Conjointement avec le CQEEE, il a aussi organisé un conseil sur les espèces exotiques réunissant des représentants issus de huit municipalités de la région. Les membres échangent des idées afin d’élaborer un plan destiné à éviter la propagation d’espèces envahissantes à l’avenir. « L’argent est toujours une source d’inquiétude, » dit Philippe. « Mais les mesures visant à empêcher le problème sont souvent moins coûteuses que celles qui sont destinées à le contrôler. » « Philippe est un excellent ambassadeur auprès des municipalités locales, » confie Mme Tétrault de la Fondation Séthy. Il est fort possible que certaines d’entre elles adoptent de nouvelles réglementations à l’égard du retrait et de l’élimination des plantes envahissantes.

Étant donné qu’elles sont extraordinairement prospères, les espèces envahissantes posent un problème important à la biodiversité. Il se peut même que certaines espèces de flore et de faune indigènes disparaissent, si leurs habitats naturels sont modifiés par des plantes envahissantes étrangères. « Nous voulons contrôler ces plantes afin qu’elles ne stressent pas les écosystèmes trop rapidement, » dit Philippe. « Certaines de nos espèces indigènes peuvent être en mesure de concurrencer ces espèces envahissantes sur le long terme. Nous leur faisons donc gagner du temps. »

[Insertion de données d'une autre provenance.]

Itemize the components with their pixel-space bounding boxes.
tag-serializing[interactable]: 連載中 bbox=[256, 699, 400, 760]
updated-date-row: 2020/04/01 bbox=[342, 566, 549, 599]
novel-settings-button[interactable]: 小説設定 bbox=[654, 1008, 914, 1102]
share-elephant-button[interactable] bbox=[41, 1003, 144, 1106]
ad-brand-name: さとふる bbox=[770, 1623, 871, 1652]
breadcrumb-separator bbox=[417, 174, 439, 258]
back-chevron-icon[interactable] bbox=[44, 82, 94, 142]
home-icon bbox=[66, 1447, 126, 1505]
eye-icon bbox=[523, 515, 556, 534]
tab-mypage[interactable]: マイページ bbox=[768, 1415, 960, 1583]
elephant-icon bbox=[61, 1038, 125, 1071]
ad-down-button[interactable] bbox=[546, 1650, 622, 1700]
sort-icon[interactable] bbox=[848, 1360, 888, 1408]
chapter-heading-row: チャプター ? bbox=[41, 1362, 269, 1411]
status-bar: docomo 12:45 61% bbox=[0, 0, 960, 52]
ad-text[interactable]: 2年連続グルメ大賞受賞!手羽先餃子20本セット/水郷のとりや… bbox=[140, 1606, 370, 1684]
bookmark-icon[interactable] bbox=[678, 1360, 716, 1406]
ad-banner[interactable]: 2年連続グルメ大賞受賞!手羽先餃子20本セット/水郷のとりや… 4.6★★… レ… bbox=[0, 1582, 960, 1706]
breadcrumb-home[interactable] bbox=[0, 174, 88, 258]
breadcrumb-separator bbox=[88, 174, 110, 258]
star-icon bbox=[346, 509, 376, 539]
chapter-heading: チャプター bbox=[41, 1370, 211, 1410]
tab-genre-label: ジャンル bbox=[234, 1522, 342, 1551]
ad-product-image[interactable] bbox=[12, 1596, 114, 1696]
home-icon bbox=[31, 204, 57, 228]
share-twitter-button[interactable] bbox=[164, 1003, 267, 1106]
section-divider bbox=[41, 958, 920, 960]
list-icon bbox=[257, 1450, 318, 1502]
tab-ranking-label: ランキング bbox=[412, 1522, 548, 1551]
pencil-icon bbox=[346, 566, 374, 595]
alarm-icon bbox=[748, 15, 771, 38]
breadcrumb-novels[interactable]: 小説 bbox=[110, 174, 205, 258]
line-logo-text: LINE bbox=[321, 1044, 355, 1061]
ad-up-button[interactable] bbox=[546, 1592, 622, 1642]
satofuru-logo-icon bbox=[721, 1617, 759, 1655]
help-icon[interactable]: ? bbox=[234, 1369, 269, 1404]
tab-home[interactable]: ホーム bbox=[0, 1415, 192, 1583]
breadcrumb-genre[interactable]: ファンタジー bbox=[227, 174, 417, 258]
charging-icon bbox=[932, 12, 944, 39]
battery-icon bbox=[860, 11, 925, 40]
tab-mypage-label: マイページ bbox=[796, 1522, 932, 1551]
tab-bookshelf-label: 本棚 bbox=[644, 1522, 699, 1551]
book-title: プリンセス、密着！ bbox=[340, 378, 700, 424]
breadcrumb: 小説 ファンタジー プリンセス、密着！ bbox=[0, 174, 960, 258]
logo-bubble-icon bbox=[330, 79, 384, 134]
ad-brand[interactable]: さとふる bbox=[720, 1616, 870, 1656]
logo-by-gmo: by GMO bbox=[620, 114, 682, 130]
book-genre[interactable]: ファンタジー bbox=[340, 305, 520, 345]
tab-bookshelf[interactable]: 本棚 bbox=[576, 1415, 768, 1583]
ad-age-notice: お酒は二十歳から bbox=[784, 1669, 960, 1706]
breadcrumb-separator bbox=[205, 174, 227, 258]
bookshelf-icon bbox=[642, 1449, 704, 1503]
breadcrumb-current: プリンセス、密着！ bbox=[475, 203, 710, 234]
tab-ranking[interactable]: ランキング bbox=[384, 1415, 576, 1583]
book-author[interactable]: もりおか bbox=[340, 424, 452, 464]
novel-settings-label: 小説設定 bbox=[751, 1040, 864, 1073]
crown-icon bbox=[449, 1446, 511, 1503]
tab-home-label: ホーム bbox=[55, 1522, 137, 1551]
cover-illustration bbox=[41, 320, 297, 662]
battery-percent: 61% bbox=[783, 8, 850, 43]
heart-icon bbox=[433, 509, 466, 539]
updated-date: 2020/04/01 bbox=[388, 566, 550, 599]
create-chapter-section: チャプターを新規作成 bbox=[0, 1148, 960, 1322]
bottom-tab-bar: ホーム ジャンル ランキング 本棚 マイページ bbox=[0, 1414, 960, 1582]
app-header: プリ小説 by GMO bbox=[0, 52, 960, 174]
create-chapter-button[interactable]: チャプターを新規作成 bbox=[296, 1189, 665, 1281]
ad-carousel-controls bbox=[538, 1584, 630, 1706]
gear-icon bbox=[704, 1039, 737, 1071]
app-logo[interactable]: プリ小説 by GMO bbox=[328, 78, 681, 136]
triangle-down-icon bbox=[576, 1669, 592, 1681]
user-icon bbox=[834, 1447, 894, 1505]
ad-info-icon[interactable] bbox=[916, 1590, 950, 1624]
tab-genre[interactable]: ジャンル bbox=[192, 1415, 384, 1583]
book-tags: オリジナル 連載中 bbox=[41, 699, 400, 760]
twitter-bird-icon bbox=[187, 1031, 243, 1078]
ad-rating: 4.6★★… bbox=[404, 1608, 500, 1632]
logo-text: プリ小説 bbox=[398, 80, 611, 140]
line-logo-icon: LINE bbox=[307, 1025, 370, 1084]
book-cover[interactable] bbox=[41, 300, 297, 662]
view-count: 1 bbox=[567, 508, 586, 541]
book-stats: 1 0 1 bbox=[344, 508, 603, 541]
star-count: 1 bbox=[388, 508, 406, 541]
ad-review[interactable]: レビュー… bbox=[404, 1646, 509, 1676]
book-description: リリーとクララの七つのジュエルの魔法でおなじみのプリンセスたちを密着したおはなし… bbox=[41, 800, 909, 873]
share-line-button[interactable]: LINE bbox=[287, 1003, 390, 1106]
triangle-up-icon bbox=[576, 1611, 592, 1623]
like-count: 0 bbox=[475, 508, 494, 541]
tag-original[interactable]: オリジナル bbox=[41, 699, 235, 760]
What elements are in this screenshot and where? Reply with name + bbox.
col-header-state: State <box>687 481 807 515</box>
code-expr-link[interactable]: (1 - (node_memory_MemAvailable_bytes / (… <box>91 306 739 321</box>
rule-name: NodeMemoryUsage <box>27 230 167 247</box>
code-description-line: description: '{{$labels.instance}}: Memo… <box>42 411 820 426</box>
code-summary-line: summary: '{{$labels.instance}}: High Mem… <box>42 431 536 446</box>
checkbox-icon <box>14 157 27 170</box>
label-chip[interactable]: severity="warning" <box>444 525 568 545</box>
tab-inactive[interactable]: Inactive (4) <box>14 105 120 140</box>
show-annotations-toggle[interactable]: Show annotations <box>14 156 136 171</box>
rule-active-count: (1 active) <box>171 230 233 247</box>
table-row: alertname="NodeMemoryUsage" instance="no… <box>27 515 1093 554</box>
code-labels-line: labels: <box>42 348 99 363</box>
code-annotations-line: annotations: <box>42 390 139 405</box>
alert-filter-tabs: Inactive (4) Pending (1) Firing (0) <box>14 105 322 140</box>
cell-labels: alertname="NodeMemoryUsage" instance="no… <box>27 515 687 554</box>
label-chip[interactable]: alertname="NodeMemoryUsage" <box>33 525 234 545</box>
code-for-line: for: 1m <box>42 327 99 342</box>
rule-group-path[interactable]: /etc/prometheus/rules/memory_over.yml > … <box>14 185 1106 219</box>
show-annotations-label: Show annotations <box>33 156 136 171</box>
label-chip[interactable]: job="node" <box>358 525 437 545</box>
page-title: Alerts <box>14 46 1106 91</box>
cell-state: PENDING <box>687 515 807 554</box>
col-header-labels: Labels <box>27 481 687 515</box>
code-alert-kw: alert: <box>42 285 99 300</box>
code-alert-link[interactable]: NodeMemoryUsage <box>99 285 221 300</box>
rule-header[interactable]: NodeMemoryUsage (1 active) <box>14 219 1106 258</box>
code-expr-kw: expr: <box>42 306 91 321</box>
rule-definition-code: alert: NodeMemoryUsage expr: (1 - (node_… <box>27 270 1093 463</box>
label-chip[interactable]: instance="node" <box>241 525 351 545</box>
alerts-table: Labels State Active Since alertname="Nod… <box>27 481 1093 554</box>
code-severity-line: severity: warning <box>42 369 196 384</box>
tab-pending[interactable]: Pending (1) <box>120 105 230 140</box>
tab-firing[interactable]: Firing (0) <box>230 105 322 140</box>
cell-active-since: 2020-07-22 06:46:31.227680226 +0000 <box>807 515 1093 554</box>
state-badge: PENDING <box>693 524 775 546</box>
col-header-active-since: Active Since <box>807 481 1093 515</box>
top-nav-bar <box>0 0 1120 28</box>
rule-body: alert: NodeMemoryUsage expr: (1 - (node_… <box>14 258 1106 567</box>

De nombreuses espèces envahissantes au Canada ont été initialement rapportées d’Europe en Amérique du Nord en tant que plantes d’ornement. On les trouve dans les jardins publics et privés de nombreuses régions du Canada et des États-Unis.

L’une de ces espèces, particulièrement inquiétante de surcroît, est la gigantesque berce du Caucase rapportée du Caucase dans les jardins botaniques d’Europe au milieu du 19e siècle. Elle a ensuite été importée en Amérique du Nord malgré ses caractéristiques peu attrayantes. Une exposition à la « plante poison » peut engendrer des cloques douloureuses et des cicatrices pouvant durer jusqu’à six ans. Elle déclenche également une photodermatose, soit une allergie aux rayons du soleil à long terme. Ressemblant à la carotte commune de très grande taille et mesurant généralement de trois à quatre mètres de haut, elle produit des semences à foison. Un plant peut produire jusqu’à 120 000 graines, chacune pouvant être transportée très efficacement par le vent ou l’eau.

Toutes les parties de cette plante vivace et toxique, qui dispose de racines primaires profondes, contiennent des « furanocoumarines », des substances chimiques toxiques souvent développées par les plantes comme moyen de défense contre les prédateurs. La berce du Caucase prospère dans les plaines inondables, les bords de rivière, les prairies et les forêts claires.

Pour éliminer la plante en toute sécurité, les spécialistes enfilent des combinaisons et des masques conçus pour la manipulation de matières dangereuses.